Doch nun zu den Leuten: Der Amerikaner ( Staatsbuergerschaft USA ) an sich ist sehr freundlich und immer mit einem “How are you” dabei. Natuerlich ist diese Phrase nicht mehr als ein “Hallo”, aber auf der anderen Seite wirkt das doch gleich viel angenehmer als ein knurriges “Hallo, bitte ich will sie nicht bedienen”. Wenn man zu Starbucks, In ‘n Out, Jack in the Box, Taco Bell, Tommy, Polo, Victorias Secret oder wo auch immer hingeht, wird man immer freundlich bedient und fuehlt sich als Kunde wohl. Der Service Gedanke ist hier wirklich spuerbar und auch wenn ich Laeden wie Starbucks in Berlin immer vermeide habe ich mich hier sehr wohl gefuehlt und wuensche mir, dass sich die deutschen Servicekraefte am Point of Sale mehr Muehe geben wuerden. Fuer private Kontakte war der Aufenthalt sicherlich zu kurz aber wer weiss, wann ich das naechste Mal hier bin und dann kann ich sicherlich viel viel mehr zu den richtigen Kontakten erzaehlen.

Die Arbeit(sumgebung)

Das Lab in Palo Alto war sehr schoen. Auf Grund der Tatsache, dass kein Gebaeude hoeher ist als zwei Etagen wirkt alles gemuetlich und nahe zusammengerueckt. Die Gebauede hatten sicherlich schon ihre besseren Zeiten und ich bin der festen Ueberzeugung, dass Braun einfach nicht die passende Farbe fuer motiviertes Arbeiten ist, aber alles in allem kann man es sich hier sehr gut gehen lassen.
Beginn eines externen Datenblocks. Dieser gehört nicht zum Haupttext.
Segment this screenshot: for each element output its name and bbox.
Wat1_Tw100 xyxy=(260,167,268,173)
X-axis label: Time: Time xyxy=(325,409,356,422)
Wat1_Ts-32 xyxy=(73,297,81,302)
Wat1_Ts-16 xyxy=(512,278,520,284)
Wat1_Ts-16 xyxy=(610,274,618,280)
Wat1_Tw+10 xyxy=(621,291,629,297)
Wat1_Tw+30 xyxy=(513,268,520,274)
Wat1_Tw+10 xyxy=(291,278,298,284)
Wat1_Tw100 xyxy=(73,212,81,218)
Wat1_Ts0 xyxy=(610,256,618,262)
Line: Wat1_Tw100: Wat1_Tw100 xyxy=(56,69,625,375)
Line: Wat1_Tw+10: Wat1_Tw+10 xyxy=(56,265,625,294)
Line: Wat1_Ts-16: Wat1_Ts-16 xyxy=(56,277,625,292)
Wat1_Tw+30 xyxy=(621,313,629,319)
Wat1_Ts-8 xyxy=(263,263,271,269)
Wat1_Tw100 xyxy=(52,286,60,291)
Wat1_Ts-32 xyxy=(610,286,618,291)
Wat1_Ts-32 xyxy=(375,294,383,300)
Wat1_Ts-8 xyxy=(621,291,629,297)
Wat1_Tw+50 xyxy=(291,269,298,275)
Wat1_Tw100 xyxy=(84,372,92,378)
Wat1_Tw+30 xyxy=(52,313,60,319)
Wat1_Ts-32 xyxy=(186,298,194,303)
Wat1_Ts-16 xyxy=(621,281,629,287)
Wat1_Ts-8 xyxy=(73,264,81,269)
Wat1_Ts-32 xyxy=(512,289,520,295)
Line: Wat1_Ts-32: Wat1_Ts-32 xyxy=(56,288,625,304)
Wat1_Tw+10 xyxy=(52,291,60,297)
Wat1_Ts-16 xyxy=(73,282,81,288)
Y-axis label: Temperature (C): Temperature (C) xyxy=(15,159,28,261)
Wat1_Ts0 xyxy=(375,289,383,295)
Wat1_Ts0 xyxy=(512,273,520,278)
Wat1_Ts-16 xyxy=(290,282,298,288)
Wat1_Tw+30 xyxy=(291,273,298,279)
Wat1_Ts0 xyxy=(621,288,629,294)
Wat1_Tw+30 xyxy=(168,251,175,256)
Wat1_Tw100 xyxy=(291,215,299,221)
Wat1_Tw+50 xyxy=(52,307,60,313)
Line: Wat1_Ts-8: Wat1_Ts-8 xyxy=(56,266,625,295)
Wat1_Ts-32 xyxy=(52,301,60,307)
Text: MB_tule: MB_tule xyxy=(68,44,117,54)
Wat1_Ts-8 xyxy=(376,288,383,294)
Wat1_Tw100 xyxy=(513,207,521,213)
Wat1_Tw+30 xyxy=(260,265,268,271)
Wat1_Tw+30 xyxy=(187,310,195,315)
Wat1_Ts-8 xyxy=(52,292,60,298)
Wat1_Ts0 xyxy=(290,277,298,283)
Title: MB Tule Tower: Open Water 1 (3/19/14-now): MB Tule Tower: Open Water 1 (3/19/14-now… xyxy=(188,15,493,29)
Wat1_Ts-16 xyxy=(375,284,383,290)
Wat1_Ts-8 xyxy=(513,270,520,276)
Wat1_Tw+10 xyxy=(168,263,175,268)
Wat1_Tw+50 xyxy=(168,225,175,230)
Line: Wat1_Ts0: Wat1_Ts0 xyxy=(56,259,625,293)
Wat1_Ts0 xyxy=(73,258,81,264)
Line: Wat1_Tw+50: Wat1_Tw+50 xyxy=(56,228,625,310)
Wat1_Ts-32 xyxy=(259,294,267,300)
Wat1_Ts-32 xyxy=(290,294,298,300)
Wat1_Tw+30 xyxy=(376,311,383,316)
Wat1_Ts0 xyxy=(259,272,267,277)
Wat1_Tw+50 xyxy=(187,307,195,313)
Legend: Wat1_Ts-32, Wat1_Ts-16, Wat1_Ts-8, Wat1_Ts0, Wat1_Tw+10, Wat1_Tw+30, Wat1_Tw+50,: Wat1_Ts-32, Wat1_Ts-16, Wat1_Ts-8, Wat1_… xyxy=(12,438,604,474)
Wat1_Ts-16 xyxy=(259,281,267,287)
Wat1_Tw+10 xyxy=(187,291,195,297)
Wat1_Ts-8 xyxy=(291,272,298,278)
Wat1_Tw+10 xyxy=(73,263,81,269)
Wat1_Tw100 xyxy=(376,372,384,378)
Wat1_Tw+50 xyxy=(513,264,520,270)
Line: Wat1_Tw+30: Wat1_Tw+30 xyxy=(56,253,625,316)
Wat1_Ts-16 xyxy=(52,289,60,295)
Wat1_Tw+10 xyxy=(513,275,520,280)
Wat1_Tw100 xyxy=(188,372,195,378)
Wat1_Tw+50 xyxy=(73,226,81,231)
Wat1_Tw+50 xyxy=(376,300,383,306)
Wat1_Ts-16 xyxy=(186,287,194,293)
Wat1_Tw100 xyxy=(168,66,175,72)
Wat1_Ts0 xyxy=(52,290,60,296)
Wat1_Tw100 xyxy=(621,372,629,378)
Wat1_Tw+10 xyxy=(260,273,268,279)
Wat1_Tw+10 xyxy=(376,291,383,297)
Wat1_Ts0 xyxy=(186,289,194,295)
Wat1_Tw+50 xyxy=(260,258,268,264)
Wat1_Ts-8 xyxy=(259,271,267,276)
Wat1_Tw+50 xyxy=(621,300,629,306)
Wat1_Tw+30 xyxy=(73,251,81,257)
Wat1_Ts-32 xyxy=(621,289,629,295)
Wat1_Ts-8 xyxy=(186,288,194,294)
Die Kantinen ueberzeugen nicht unbedingt durch das Essen an sich. Das Essen ist zwar sehr gut aber in Frankreich war es definitv besser, was mich zu dem Schluss verleitet, dass Frankreich die beste Kantine weltweit hat. Doch zurueck, dass Essen wird hier immer direkt frisch fuer den Gast zubereitet, also nicht nur in grossen Kuebeln abgefuellt, sondern immer frisch gegrillt und gegart und zum Schluss garniert. Mit dem Essen kann man es sich dann auf der Terasse in der Sonne gut gehen lassen und wieder frisch ans Werk gehen.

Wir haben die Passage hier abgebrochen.